Social-practice visual artist Suzanne Brennan Firstenberg’s medium of choice is empathy. She champions human dignity through the topics she explores, including homelessness, gun safety, politics, and drug addiction.

She grounds her work in research, reading, and interviews. Then, she chooses materials best suited to communicating her messages. Firstenberg ventures beyond traditional media, employing buffalo skulls from her native South Dakota, concrete rubble, even shipping containers to effect social change. Her artworks lure viewers with beautiful aesthetics, then deliver their powerful messages.

She represented the United States at the 2016 Harbin (China) International Ice Sculpting Competition, winning the Creativity Prize. For her Empty Fix art series to destigmatize drug addiction, she traveled more than 57,000 miles, interviewing hundreds of people. Images of her art have appeared in the press on six continents.

Her latest work, In America: Remember, an art installation of over 700,000 white flags honoring those lost to COVID, appeared on the National Mall in September 2021 and is being replicated in communities across the country.
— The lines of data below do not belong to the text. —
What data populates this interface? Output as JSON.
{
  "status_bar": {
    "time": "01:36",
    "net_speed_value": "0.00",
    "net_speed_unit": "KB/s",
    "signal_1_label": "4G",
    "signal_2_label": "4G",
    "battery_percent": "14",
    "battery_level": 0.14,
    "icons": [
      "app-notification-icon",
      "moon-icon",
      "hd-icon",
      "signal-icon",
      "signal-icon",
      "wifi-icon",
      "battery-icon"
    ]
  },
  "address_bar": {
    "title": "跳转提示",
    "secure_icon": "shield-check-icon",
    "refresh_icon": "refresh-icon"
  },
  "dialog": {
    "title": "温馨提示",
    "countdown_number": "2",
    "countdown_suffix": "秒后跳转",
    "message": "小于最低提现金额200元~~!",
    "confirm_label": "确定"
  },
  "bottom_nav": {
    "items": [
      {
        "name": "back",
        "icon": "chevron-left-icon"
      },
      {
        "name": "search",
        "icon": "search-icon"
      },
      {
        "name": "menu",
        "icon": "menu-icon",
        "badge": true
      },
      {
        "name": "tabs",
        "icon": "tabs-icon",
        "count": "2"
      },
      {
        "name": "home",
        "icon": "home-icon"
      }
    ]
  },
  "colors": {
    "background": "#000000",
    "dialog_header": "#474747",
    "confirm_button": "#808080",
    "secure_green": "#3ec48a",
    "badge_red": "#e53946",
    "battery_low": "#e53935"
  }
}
Google included the art in its “2021 Year in Search.” Artsy Magazine honored this as one of twelve worldwide exhibitions considered the “Best Public Art for 2021.” Washingtonian Magazine named Firstenberg as a “Washingtonian of the Year.”

 

Christine Keeves, MPH

A proud child of immigrants, Christine Keeves grew up in New York City and was the first in her family to attend college. She holds a Bachelor of Science from The George Washington University and a Master of Public Health from Boston University. For more than 15 years, she has successfully leveraged storytelling, advocacy, and health communications to secure progress on a range of issues from health care to LGBTQ+ rights. Since co-founding Marked By COVID in June 2020, Keeves has co-led the movement for COVID justice and remembrance, transforming our pandemic failures into a roadmap for a more inclusive, equitable world.

 

Linda Langston

Linda Langston is the former Director of Strategic Relations for the National Association of Counties (NACo) in Washington, DC, and presently leads a small business, Langston Strategies Group, assisting small not-for-profit organizations and local governments with leadership and resilience building. Langston previously served as an elected official on the Linn County, Iowa, Board of Supervisors from 2003-2016. She served on the NACo Executive Committee and as President of NACo. Her presidential initiative was Ready and Resilient Counties, which led to the founding of the Resilient Counties Advisory Board at NACo.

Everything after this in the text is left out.